Морис де Невер вздрогнул и побледнел.
- Вы…ш-ш- шутите?
- Да нет. С чего бы? - Хамал недоумевал, совсем забыв, что не все читают мысли собеседников. - Но вы не бойтесь: они не безумны и понимают, что афишировать подобные склонности здесь опасно. Они удовлетворяют свои аппетиты за пределами замка. В этом смысле просто остерегитесь выходить из Меровинга в полнолуние - и только. Это не сущностно. Но вы сбили меня. Я же о другом.
Побледневший Невер медленно приходил в себя. Сомневаться в истинности сведений Хамала оснований не было, но сами сведения своей неординарностью завораживали и ошеломляли. Гиллель же продолжил было рассказ о своих мужских проблемах и женских мерзостях, но, неожиданно взмахнув рукой, перебил себя.

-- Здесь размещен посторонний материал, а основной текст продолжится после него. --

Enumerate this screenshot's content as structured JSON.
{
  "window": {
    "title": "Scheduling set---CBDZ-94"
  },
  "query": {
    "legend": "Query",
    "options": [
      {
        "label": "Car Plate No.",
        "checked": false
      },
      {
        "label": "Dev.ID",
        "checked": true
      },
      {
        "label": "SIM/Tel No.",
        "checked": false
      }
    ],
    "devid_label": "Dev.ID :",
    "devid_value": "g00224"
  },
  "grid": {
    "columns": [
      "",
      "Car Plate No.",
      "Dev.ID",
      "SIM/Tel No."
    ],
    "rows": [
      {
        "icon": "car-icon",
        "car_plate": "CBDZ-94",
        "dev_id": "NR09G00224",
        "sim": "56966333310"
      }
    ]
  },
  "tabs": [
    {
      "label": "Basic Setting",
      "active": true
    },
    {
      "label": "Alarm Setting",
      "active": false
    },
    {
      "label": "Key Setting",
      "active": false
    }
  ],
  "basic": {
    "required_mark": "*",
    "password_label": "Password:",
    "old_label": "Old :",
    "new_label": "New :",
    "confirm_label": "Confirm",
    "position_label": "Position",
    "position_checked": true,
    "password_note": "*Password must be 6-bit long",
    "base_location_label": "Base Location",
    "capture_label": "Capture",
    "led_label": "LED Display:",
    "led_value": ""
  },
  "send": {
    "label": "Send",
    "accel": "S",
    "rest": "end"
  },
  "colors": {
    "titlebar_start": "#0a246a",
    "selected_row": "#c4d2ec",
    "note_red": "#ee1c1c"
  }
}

- Тьфу! А ведь до чего странно! Стоит двум мужчинам сойтись вместе, с чего бы ни начался разговор, обязательно свернут на баб!.. Но не могу не поведать вам забавнейшую историю одной девственницы, - продолжал он. - Услышал летом от одного знакомого в лупанаре. Пока не забыл. Впрочем, это настолько прелестно, что, надо полагать, запомнится. Так вот, дочь одной разбогатевшей дамы полусвета промышляла в течение семи лет - с тринадцати до двадцати - любопытным промыслом, позволяющим сохранить невинность, умудрившись при этом пропустить через… м-м-м… задний проход свыше тысячи мужчин. Желающие находились постоянно, несмотря на немалую цену. Закончилось всё пышным бракосочетанием с состоятельным джентльменом, которому в дар была принесена непорочность и солидное приданое, заработанное в поте м-м-м… известного места. Приехавший поздравить новобрачных старший брат молодожёна с изумлением узнал в невестке привычный объект своих… высоких чувств, стоивший ему к тому же солидной части семейного капитала. Он пригрозил новой родственнице, что выдаст её мужу, и принудил к бесплатному оказанию ему прежних услуг. При этом, заметьте, он был настолько порядочен и благороден, что никогда не покушался на то, что принадлежало брату как мужу. Всплыло всё случайно. Проболтался старый камердинер, неоднократно наблюдавший всю церемонию через замочную скважину гардеробной…. В чудном мире живём, в чудном, ей-богу… В нём - если девственницы, то ложные, а если педерасты, то, как назло, настоящие. Да-да. Мир de vrais pedes et fausses vierges.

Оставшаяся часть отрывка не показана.